Monsieur [U] [P] a réglé cette transaction par chèque d’un montant de 11.500 € tiré sur la SOCIETE GENERALE, compte n° 01792 00020000711.
Madame [F] [V] a remis le chèque à l’encaissement à deux reprises. Sa banque, le CREDIT AGRICOLE, lui a retourné le chèque pour « provision insuffisante » les 15 mars 2024 et 8 avril 2024.
Le 28 mars 2024, Madame [F] [V] a déposé une plainte pour escroquerie.
En date du 8 août 2024, une sommation de payer a été délivrée à Monsieur [U] [P] par un commissaire de justice, sans succès.
C’est ainsi que se présente le litige.
LA PROCÉDURE :
Conformément aux articles 1405 à 1425 du code de procédure civile, Madame [F] [V] a demandé, par une requête en injonction de payer en date du 3 septembre 2024, que Monsieur [U] [P] soit condamné au paiement de la somme de 11.500 € en principal.
Par ordonnance en date du 10 octobre 2024, le juge délégué du tribunal de commerce de Rouen a enjoint à Monsieur [U] [P] de payer à Madame [V] la somme principale de 11.500 €, des frais de 3 €, des frais de sommation de 63,19 €, des frais de requête de 51,80 € et des frais de greffe de 31,80 €.
Le 23 octobre 2024, Me [H] [Y], commissaire de justice associé à [Localité 2], a signifié à Monsieur [U] [P] l’ordonnance par mise à disposition à son étude.
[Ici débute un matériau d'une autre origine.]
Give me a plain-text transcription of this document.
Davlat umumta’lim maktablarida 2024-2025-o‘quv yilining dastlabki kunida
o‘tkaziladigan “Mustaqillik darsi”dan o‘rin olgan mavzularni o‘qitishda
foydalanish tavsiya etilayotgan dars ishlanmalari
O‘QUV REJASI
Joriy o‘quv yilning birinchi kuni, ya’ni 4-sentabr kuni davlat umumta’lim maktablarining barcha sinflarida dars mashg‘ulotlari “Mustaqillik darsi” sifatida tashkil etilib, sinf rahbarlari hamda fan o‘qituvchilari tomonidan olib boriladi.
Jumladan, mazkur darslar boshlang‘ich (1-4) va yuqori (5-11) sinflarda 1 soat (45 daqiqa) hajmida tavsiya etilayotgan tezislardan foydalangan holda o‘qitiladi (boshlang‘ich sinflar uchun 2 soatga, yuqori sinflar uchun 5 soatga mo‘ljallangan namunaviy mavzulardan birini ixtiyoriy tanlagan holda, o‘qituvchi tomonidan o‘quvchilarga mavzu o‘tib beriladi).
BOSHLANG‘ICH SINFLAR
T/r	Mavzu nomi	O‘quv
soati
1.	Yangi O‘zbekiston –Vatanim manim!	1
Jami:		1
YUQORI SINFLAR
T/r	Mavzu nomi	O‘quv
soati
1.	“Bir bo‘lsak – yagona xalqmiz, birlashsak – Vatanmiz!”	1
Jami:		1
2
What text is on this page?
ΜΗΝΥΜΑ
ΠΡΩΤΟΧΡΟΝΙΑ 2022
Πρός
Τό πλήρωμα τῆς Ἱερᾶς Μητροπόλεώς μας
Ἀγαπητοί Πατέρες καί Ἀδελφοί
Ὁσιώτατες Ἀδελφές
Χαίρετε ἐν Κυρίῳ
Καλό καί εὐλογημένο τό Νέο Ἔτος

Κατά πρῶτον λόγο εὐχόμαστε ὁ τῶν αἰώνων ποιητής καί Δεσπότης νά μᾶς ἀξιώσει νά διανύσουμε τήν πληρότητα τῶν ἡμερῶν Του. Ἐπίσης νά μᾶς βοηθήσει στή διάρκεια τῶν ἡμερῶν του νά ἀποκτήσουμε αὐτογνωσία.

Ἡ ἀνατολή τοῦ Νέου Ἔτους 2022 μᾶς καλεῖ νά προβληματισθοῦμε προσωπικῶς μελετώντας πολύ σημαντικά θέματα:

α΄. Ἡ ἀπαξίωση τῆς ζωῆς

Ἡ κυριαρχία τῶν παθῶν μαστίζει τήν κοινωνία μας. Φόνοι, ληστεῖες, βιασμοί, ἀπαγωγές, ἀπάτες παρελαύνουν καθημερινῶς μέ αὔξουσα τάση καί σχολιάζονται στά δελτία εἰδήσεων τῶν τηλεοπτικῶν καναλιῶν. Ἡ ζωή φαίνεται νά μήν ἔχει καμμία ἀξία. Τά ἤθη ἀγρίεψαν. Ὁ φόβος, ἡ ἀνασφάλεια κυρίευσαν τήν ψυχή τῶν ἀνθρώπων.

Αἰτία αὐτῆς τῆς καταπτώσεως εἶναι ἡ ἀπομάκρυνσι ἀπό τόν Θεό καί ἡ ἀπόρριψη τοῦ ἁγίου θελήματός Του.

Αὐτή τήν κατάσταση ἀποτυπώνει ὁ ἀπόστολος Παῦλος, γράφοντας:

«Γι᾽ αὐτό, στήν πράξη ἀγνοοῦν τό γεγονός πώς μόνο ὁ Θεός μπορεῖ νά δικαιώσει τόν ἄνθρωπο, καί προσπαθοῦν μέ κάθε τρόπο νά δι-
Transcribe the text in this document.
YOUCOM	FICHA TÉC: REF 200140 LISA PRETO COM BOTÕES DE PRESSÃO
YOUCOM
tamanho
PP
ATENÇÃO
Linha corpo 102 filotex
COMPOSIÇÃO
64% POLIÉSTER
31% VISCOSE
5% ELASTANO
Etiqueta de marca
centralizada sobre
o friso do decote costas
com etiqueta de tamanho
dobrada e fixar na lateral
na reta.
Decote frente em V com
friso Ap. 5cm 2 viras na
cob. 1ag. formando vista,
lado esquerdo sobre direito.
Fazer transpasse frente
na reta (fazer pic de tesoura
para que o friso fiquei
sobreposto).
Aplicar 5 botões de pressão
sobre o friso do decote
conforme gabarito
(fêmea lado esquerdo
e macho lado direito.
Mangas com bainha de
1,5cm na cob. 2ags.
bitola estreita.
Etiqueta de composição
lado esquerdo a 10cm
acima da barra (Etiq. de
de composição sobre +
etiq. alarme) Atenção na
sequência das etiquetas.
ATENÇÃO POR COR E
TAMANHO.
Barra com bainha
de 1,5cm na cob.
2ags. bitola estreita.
Un avis de passage daté du jour a été déposé dans sa boîte aux lettres.
Le 27 février 2025, en vertu de l’ordonnance portant injonction de payer revêtue de la formule exécutoire, Me [H] [Y] signifiait l’immobilisation sans enlèvement d’un véhicule Renault Clio appartenant à Monsieur [P], cette immobilisation valant saisie sous la garde du propriétaire.
Le même jour, en vertu de l’ordonnance portant injonction de payer revêtue de la formule exécutoire, Maître [H] [Y] dressait un procès-verbal de saisie-vente de sept meubles et présentait un commandement de payer pour la somme de 12.781,24 €.
Le 13 mars 2025, Monsieur [U] [P] a formé opposition à l’injonction de payer du 10 octobre 2024.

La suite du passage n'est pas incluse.